It’s Sunday, one week before Super Bowl LX.
The players arrive today at San Francisco International Airport on their team charter flights. The pilots routinely display the team flag out of the cockpit window in a salute to their passengers. The players check into their hotels and the tension for the upcoming game builds.
On Sunday, players, coaches and staff will look at the clock as 3:30 p.m. approaches and will think that in just one week at this hour they will be taking the field to play in the biggest game of their life.
Between now and next week’s game, there will be lots of distractions. Some caused by league activities they are required to attend, others of a more personal nature.
There have been a number of incidents in past Super Bowls where players took a wrong turn in their game preparation.
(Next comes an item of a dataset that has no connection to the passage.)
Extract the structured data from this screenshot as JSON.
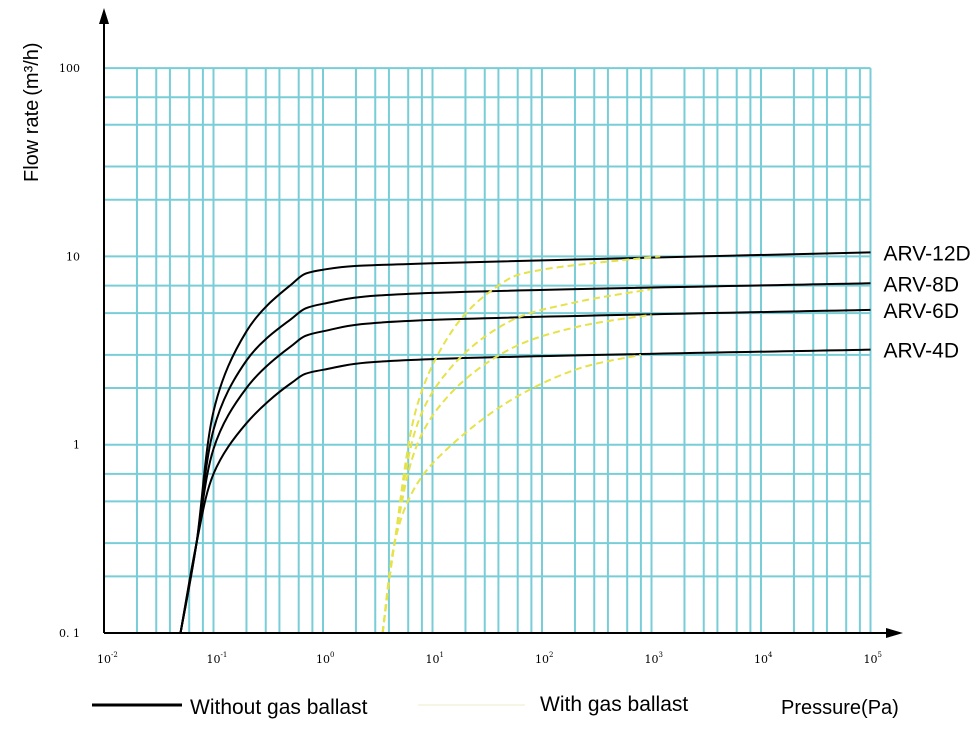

In the very first Super Bowl, before it was even known as a Super Bowl, Max Magee of the Green Bay Packers spent the night before the American and National Football League Championship Game out drinking with little regard for the curfew Vince Lombardi had imposed.
McGee, who along with teammate Paul Hornung, was a world class athlete off the field in activities better not advertised. McGee didn’t wander back into his hotel until the morning sun on January 15, 1967, had already lit up the eastern sky. He was hungover when he went through his morning drills at the Los Angeles Coliseum and implored starting receiver Boyd Dowler not to get hurt and force him to play.